Alors que le bateau navigue prudemment, les naturalistes aperçoivent un nouvel ours polaire sur la berge à la lisière du glacier. Nouvel arrêt pour observer l'ours, difficile à trouver parmi les grosses pierres claires qui parsèment la berge. En fait, il faut que la pierre bouge pour comprendre que c'est un ours…
 
Tous les passagers sont sur les ponts pour trouver l'ours, qui finalement se déplace lentement vers le bas du glacier, puis commence à gravir la pente avant de s'installer tranquillement sur un replat de la glace.
 
Le bateau glisse sans un bruit sur l'eau plate. Pas un murmure, tout le monde est à l'affût et retient son souffle en guettant l'ours que l'on voit de mieux en mieux.
 
Chasseurs d'ours à l'affût
Le Soléal s'approche encore du glacier sur la pointe des hélices pour ne pas effrayer l'animal. Celui-ci, très coopératif, se roule, s'étire sur la glace, se redresse, se recouche, prend son temps, ce qui arrange bien tous les photographes qui mitraillent à tout-va.
 
Pour que nous puissions encore mieux observer, le Soléal se rapproche encore davantage. 50m, 70 m peut-être ? C'est bluffant de se trouver aussi près du front du glacier.  
 
A toucher le glacier.

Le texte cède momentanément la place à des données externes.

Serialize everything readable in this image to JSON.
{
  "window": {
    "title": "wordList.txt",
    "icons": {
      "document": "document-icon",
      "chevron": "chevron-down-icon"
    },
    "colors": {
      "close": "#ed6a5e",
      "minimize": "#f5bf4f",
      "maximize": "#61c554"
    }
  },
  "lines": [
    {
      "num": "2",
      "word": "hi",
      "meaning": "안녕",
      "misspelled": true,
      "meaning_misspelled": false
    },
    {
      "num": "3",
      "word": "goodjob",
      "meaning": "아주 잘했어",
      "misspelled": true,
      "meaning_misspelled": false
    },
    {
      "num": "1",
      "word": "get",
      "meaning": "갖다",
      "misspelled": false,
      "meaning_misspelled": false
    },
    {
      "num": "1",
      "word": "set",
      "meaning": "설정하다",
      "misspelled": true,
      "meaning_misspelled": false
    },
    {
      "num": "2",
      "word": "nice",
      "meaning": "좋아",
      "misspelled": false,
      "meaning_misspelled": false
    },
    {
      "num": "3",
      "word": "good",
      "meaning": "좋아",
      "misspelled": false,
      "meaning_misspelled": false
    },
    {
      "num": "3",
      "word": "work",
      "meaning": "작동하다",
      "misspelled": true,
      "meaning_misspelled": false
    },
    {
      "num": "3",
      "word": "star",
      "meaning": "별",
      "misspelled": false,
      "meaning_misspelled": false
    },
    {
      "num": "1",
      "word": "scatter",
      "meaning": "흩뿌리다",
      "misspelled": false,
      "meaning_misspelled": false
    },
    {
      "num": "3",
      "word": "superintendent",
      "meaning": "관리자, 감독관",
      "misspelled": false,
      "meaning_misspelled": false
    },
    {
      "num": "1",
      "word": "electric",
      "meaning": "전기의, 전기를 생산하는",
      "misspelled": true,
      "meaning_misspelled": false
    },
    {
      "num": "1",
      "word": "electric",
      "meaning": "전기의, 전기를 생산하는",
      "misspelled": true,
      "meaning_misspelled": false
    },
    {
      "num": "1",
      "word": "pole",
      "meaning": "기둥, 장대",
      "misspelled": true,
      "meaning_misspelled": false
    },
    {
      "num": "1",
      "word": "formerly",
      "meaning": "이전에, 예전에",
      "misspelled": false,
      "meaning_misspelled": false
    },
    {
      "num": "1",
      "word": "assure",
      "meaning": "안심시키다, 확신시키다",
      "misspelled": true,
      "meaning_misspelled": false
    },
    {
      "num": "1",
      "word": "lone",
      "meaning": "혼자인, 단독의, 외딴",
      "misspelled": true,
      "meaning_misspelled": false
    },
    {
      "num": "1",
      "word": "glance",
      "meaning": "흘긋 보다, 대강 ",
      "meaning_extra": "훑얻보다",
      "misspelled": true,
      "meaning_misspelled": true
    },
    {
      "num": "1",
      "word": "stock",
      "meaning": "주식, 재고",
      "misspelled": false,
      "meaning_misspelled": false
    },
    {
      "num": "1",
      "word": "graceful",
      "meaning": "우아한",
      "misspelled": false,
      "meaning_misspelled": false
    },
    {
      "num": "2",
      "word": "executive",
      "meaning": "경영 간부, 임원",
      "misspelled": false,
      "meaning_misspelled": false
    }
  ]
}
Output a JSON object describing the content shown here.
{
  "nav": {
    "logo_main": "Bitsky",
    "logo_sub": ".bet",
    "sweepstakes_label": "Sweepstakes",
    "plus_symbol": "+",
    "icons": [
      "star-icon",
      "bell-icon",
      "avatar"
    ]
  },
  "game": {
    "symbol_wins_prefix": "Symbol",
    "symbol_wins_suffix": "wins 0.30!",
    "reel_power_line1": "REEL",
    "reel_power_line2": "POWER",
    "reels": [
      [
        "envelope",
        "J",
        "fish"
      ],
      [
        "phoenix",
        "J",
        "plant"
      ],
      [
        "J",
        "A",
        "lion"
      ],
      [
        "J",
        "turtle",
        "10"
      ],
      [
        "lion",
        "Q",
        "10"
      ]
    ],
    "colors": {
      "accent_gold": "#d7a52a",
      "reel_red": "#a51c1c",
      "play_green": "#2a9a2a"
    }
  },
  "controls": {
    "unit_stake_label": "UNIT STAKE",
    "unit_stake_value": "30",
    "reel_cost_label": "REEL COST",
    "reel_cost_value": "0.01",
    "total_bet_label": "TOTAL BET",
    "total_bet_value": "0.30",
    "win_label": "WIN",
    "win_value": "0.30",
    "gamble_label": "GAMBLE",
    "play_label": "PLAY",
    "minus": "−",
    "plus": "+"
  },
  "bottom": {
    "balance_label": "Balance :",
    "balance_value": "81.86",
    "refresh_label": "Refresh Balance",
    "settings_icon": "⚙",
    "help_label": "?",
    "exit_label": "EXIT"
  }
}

Osé !
L'ours finit par se mettre debout, puis reste longuement immobile, sans doute étonné de voir autant d'étrangers au cœur de son décor habituel… Nouvelle salve de photos !
 
Un ours très photogénique
Alors, ayant bien compris qu'il était l'objet du spectacle, notre ours ne ménage pas ses effets. Toujours pataud, il gravit la pente du glacier et s'immobilise encore un long moment au sommet, telle une silhouette dans le ciel clair, avant de tirer sa révérence de l'autre côté de la pente. Re séries de photos. Cette fois-ci, c'est sûr, on a vu l'ours. Un ours très… cabot !

 
Bien évidemment, cela aurait pu s'arrêter là. Mais en poursuivant la navigation dans l'autre branche du fjord de Crocker Bay, presque à la fin du dîner, un autre ours est en vue sur un large banc de cailloux. Lui aussi termine son repas, sans doute un phoque. Il s'est tellement régalé qu'il en a le museau rouge sang, de même que les pattes avant. Repu, il laisse les restes du phoque à une bande de goélands qui n'attendaient que son départ. Ainsi va la vie en Arctique.
 
Aparté :
 
Bien sûr, nous avons encore fait beaucoup de photos d'icebergs aujourd'hui, dont celle-ci prise un peu au hasard en toute fin de journée. En la visionnant après coup, il m'a semblé que la partie droite de l'iceberg ressemblait étrangement à l'une des statues de l'île de Pâques située sur les pentes du volcan Rano Raraku : même profil incliné, même arcade sourcilière anguleuse, même nez pincé. La nature est très étonnante.